I'm beginning to wonder whether modeling age directly is the most informative approach to understanding baseball careers. Specifically, why is AGE a dependent variable in your analysis rather than an INDPENDENT one?

Suppose you set out to model the major league career (ML) as your DEPVAR (CareerMonths--CarMos), and then used Age as a factor in predicting CarMos, along with other predictors including performance indicators, mos. lost to injury, (for pitchers) total batters faced in career, position, teams played for, and some global factors (era played in, league played in, DH rule in place, etc.). It could also take certain "phenotypical" characteristics into account, including handedness, BMI, speed (analogous to the PECOTA model).

I think this approach might be more consistent with how teams make decisions to promote/demote, renew contracts, and so forth. They may take age into consideration as a factor in their decisions, but age is just one of many factors that would thus contribute to the expected CarMos of a player, controlling for performance, injuries, and other Indepvars.

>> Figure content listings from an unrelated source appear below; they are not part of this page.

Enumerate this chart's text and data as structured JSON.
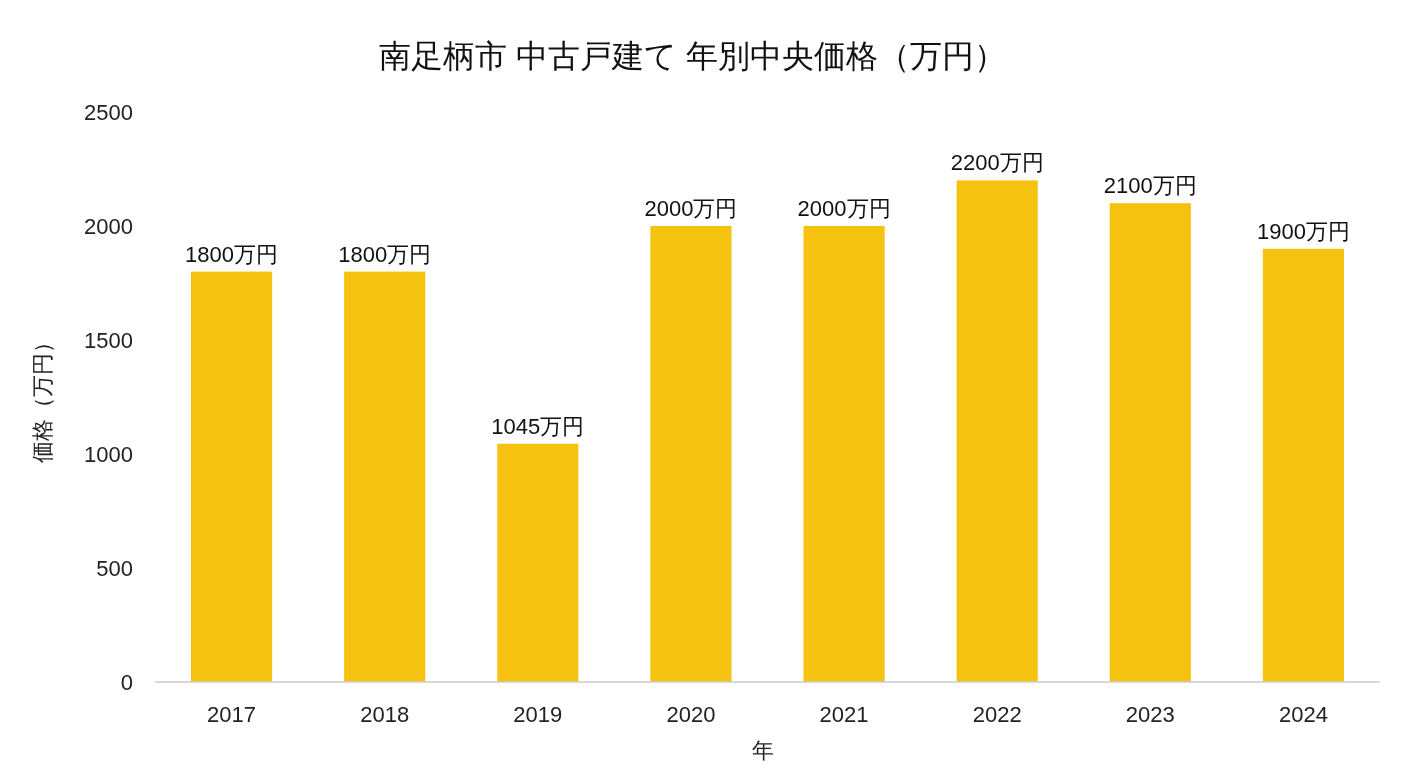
{
  "chart_data": {
    "type": "bar",
    "title": "南足柄市 中古戸建て 年別中央価格（万円）",
    "xlabel": "年",
    "ylabel": "価格（万円）",
    "categories": [
      "2017",
      "2018",
      "2019",
      "2020",
      "2021",
      "2022",
      "2023",
      "2024"
    ],
    "values": [
      1800,
      1800,
      1045,
      2000,
      2000,
      2200,
      2100,
      1900
    ],
    "value_labels": [
      "1800万円",
      "1800万円",
      "1045万円",
      "2000万円",
      "2000万円",
      "2200万円",
      "2100万円",
      "1900万円"
    ],
    "color": "#f5c30f",
    "ylim": [
      0,
      2500
    ],
    "yticks": [
      0,
      500,
      1000,
      1500,
      2000,
      2500
    ],
    "grid": false
  }
}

This approach would also lend itself to applying an explicit survival model to careers. And it could even be extended to a multistate model, in which the states of a career begin from the first year a player is drafted or signed, and then changes "states" from unemployed to employed or back again, from minor league to major league or back again, to retired or died. Such multistate modeling is commonly used for certain kinds of changes in work status or health status, for example.
Even you don't use a survival model as such, or aren't interested in a multistate model, you might use some form of regression model specified along these lines -- with the aim of isolating the effect of aging on career length, as well as age at first entry to the major leagues, controlling for performance and other factors:

(1) You could model as your depvar the total number of career person months in the major leagues (TOTMLMOS) as a function of age at first callup, performance, position, phenotypical factors (body type, speed, handedness a la PECOTA), injury, interruptions (due to injury or demotions or war service, etc.), and performance (e.g., using Warp, or perhaps offensive value and defensive value variables separately).

(2) Or you can model expected future major league months (FUTMLMOS), as a function of prior cumulative MLmos, age, performance (cumulative lifetime Warp, as above), injury, and interruptions.

The functional forms of the predictors can take various forms, e.g., a nonlinear form for the age variable or you can test for whether there are critical breaks in the effect of age on future MLMOS, controlling for cumulative performance or the previous year’s performance or previous 3 year baseline.
I'm not a huge fan of articles that can't draw to a conclusion. While that's not your fault, maybe that's an indication that with this particular topic, you're chasing the Questing Beast.
I'm not a fan of writing these types of articles either. I like to have a punchline at the end too. If there is a conclusion to be drawn, it's that just because a methodology works in one situation, it might not work in another.
Pizza good work -- I your numbers seem to fall in line with some work I have done. I was more looking for the year that an established starting pitcher is done and I found age 32.